What’s your favorite superpower, Squiders? Favorite book/movie/TV show that deals with this trope? (I am not really a comic book person, but I recently bought some Hawkeye comics because they’re really good.)

So I Finally Saw the Avengers

Actually, it was a week ago, but the point still stands. And I know I am extremely behind the times, and everyone else who actually cares about the whole Marvel movies thing saw it a long, long time ago.

(In my defense, I was eight months pregnant when it came out in theaters.)

(Also, I’m still deep into my comfort cozy mysteries, so I have nothing to talk about on the reading front except that I am less than pleased with my library’s ebook reader app. It crashed about halfway through the book and then wouldn’t work for the next seven hours.)

You guys know I’m not wild about the whole superhero subgenre, but I really enjoyed the movie. I was a little lost at the beginning because I’ve only seen the first Iron Man and Thor movies previously, but other than that, I thought it was highly entertaining. 

I suspect I liked it so much because so much time was spent not fighting.
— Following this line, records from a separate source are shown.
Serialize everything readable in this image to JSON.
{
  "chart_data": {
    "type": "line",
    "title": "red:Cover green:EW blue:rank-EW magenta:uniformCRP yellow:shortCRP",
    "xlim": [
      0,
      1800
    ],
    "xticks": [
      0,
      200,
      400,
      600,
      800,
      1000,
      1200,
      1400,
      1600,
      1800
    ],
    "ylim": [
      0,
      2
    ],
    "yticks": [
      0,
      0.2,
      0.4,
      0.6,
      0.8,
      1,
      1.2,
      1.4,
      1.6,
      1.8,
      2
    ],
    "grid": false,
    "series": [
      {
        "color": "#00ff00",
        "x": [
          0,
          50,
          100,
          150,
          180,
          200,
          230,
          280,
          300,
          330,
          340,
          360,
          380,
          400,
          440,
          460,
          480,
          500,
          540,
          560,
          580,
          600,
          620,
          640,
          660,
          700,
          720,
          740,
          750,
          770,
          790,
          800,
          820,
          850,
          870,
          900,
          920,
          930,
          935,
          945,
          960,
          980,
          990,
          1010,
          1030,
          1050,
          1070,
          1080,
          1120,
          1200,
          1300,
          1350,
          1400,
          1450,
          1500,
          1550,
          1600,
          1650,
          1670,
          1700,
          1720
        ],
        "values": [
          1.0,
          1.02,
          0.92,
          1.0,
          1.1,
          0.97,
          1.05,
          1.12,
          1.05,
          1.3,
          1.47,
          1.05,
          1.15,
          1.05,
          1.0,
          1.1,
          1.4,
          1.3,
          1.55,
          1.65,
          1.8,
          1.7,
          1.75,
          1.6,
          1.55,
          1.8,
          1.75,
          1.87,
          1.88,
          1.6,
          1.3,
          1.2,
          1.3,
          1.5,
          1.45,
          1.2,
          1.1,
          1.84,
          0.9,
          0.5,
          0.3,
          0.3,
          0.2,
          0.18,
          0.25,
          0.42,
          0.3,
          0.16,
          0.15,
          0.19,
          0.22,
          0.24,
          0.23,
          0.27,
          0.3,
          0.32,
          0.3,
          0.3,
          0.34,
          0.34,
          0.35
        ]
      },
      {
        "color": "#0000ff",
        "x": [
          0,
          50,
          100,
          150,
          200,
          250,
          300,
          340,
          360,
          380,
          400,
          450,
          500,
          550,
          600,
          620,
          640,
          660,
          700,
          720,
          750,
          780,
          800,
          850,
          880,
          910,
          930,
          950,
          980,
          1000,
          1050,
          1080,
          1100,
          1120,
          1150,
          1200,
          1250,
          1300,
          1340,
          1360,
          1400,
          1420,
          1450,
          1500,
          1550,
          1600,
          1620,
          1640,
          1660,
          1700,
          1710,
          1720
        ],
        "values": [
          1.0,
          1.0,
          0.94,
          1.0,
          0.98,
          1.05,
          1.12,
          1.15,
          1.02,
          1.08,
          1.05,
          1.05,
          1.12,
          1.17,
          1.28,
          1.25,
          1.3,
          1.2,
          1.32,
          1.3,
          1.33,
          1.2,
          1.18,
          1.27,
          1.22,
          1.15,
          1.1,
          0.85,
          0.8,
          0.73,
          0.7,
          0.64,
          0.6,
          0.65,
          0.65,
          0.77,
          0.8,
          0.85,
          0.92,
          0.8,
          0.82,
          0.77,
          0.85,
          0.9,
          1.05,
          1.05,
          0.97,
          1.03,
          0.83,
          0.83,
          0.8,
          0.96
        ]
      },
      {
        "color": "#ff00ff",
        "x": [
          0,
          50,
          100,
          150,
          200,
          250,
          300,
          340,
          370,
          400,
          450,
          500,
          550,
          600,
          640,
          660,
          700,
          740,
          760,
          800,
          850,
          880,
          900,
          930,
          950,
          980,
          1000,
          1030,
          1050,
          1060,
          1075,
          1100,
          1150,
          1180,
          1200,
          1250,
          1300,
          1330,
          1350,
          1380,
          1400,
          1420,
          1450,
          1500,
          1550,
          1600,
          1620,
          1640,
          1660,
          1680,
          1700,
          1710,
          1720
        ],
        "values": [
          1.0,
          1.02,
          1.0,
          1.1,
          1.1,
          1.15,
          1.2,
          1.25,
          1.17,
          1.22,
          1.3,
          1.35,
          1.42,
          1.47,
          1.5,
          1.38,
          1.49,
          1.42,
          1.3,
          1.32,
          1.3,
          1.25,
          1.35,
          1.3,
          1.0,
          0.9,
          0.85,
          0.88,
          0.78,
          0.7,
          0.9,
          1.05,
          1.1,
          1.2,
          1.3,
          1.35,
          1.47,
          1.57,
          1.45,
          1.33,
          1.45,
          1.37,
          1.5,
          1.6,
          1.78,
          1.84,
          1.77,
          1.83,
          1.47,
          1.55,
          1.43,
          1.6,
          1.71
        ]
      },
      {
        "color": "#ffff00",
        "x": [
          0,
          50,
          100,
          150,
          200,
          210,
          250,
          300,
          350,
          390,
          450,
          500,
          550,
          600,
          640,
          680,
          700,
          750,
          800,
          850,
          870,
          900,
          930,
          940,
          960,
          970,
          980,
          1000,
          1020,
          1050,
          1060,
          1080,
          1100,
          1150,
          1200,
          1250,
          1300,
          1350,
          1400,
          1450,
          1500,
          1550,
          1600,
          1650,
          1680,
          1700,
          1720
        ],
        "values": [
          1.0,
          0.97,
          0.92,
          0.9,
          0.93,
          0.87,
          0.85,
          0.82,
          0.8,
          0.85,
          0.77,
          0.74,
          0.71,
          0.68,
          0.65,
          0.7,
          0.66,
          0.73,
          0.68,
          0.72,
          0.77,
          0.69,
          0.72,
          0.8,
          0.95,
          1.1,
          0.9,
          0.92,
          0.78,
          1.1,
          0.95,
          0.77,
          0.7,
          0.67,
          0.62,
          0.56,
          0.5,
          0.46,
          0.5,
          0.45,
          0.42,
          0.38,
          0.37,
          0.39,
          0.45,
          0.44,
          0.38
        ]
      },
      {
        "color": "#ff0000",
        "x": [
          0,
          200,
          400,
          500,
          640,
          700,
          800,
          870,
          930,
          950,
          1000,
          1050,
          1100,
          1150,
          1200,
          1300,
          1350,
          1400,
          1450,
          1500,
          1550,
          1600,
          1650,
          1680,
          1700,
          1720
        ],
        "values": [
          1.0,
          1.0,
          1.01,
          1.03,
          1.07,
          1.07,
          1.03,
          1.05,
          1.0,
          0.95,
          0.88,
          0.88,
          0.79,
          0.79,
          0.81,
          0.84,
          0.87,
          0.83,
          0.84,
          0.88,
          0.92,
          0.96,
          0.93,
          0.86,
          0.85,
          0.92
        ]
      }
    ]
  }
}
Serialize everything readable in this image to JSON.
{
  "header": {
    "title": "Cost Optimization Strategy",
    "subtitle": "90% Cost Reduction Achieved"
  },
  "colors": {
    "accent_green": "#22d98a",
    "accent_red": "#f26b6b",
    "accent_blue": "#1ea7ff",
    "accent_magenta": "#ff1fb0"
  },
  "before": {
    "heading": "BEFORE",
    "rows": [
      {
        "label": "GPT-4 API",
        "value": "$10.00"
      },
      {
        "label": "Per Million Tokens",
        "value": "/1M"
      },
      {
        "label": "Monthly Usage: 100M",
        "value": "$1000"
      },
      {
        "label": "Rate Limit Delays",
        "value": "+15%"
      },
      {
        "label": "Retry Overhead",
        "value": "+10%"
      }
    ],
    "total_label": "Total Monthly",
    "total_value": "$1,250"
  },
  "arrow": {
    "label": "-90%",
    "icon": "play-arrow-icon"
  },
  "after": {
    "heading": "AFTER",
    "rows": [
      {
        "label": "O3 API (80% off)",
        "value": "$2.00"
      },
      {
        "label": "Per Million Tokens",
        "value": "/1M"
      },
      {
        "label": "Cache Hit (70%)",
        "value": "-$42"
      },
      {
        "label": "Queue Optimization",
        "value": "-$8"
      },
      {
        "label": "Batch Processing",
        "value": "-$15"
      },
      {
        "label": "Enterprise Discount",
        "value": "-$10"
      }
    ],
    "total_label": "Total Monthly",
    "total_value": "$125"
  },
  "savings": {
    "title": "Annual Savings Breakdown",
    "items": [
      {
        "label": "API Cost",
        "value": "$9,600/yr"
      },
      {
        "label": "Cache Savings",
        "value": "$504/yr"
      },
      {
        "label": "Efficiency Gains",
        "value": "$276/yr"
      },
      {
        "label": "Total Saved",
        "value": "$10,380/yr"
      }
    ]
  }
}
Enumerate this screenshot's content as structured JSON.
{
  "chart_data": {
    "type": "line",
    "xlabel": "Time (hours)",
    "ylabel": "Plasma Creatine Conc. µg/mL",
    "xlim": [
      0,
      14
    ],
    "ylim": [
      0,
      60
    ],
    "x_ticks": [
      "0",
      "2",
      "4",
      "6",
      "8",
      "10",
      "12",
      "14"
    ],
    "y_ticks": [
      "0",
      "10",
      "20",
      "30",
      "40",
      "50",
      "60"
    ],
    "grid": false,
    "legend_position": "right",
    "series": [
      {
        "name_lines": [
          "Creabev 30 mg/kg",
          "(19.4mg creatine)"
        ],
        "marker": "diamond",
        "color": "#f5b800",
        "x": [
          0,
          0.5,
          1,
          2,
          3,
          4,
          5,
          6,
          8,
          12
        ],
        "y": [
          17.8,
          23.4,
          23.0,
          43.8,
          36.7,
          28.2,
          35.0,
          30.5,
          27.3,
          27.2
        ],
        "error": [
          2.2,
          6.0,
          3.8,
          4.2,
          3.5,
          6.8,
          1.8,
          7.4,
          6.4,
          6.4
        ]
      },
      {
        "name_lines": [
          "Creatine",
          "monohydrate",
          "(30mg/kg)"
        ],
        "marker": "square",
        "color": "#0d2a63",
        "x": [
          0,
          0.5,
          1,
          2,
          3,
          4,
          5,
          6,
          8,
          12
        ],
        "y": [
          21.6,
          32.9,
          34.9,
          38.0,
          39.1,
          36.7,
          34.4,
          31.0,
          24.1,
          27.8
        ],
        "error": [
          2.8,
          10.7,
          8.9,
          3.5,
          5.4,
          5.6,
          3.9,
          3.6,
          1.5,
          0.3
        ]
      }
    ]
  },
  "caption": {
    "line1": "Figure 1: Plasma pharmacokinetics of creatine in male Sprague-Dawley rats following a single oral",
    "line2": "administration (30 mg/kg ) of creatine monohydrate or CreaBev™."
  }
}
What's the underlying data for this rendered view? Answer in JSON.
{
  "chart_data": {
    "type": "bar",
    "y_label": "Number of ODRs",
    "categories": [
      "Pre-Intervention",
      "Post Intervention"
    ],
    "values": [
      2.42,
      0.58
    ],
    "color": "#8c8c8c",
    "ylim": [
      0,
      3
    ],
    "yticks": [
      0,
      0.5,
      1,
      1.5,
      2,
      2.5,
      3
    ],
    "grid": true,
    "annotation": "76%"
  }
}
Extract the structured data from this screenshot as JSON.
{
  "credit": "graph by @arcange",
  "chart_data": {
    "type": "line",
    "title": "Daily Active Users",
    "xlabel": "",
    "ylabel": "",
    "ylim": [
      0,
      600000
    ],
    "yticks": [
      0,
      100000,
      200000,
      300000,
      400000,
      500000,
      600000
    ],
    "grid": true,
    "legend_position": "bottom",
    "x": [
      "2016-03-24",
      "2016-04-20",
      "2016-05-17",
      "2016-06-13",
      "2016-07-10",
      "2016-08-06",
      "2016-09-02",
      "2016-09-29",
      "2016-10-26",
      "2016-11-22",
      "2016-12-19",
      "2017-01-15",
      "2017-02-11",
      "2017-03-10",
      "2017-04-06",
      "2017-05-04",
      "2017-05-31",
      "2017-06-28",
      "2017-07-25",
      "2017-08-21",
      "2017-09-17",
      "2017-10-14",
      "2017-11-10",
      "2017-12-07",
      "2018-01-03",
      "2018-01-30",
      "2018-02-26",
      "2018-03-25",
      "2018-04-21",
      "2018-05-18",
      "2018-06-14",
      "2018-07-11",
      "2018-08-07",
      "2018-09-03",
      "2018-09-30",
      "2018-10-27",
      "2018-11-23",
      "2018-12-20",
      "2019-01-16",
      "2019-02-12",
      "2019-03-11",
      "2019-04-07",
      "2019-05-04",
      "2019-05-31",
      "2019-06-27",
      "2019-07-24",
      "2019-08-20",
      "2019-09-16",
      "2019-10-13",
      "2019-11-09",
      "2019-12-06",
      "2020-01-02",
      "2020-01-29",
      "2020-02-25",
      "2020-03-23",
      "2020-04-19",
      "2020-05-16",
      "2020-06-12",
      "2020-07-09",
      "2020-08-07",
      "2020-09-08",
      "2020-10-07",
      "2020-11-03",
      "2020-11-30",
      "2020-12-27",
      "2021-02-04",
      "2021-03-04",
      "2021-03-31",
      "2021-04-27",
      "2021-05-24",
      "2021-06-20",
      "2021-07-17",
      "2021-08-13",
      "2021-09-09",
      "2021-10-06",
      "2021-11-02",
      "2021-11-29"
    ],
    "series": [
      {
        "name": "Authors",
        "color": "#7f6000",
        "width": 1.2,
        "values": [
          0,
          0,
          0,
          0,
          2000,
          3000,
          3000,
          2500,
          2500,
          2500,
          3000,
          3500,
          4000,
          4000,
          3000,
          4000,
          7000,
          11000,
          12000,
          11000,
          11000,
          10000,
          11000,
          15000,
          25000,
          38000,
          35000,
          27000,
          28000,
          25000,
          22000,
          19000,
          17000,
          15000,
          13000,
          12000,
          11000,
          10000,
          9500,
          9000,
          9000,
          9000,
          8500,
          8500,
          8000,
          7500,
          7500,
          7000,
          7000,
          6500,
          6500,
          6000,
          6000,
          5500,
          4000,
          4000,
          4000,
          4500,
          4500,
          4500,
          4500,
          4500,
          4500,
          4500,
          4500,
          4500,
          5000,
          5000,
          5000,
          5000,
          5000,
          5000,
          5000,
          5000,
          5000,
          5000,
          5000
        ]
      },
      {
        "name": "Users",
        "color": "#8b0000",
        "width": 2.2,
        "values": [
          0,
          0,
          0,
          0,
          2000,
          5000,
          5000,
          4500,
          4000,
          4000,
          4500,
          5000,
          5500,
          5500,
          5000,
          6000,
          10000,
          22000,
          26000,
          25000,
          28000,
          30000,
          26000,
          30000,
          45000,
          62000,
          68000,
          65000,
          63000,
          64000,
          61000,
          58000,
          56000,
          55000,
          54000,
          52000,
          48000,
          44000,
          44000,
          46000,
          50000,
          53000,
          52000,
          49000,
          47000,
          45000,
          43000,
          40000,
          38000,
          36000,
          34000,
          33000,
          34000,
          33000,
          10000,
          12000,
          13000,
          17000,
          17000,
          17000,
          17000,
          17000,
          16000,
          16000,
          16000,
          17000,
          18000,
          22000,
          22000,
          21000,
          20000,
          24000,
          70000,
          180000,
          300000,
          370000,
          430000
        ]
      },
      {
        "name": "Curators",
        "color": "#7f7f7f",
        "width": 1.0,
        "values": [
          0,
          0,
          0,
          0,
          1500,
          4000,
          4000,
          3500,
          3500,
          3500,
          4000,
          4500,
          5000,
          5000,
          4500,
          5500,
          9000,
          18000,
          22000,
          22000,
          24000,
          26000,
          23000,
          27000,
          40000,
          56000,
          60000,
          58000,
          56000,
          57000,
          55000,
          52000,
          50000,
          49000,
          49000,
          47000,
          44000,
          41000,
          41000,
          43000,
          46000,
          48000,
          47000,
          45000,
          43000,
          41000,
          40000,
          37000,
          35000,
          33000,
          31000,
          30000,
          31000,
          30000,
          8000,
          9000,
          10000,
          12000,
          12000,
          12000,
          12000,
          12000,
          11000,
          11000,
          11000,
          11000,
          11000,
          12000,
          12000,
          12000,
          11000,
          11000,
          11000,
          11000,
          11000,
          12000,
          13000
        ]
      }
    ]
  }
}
They had so many characters to pull in, and each character came across as an interesting person, and it was really enjoyable to see them interact. 

And I’m a little sad because I’ve missed the fandom surge that tends to follow a movie like that. Said fandom has moved on to the new Iron Man and Thor movies, and Agents of SHIELD. So, perhaps fortunately, it’s not easy to immerse myself in fandom like I tend to do when I find something I really like.

I mean, I do have a book coming out in two weeks. And then there’s the holidays coming up. So it’s probably for the best.

Have you seen the Avengers, squiders? If you are a fan of superhero movies, how did it stack up against other superhero movies? (And which of the Marvel movies is your favorite?) If you’re not a fan of superhero movies, did you like or dislike it, and why?

Subgenre Study: Superhero Fiction

Up in the sky!  It’s a bird, it’s a plane, it’s…well, it’s a Sky Shark, but we will ignore it for the time being and pretend it’s Superman to go along with today’s entry.

Superhero fiction is somewhat unique among speculative fiction subgenres in that it exists almost exclusively in visual formats.  Comic books, movies, TV shows.  There are the occasional radio show or novel, but they are definitely in the minority.  Some alternative names for this subgenre include Superhuman and Super-powered fiction as villains tend to feature as prominently as the heroes.

It also crosses the boundary between science fiction and fantasy, like many of these subgenres do.  At first glance, a lot of it is science fiction: characters like Batman and Ironman depend on advanced technology, Superman is an alien from another planet, the Green Lantern is just one of many throughout the galaxy.  But there are also more fantastical characters such as Thor (who is the Norse God), and Wonder Woman, and some of the things that both the heroes and the villains get up to have absolutely no basis in science.

This is a very trope-y subgenre, for the most part.  There are the Superheroes.  There are their nemeses, the Supervillains.  They all tend to have silly names.  Most have mild-mannered (or not) alter egos.  Some are more obvious than others.  (Clark Kent, of course, wears glasses while Superman does not.  Batman is at least smart enough to wear a mask.)  Increasingly, superheroes all seem to live in the same universe, allowing them to participate in a number of crossovers with other superheroes, and leading to series such as the Justice League or the Avengers.

While the DC and Marvel characters are probably the most well-known, there are an increasing number of non-mainstream characters, produced through webcomics and indie presses.

Perhaps the most interesting thing about this genre is that it is constantly evolving, the characters being re-done and updated to meet the concerns of each age they find themselves a part of.  The modern Superman is very different from the 1940s Superman, because we worry about different things than they did back then.  There’s also been a trend lately of creating antiheroes or adding darker twists to superheroes’ backgrounds, or more media focusing on the villains instead of the heroes.

What’s your take on superheroes, Squiders?  Anything to recommend?  (I’m partial to Batman myself).  Read any books in this genre?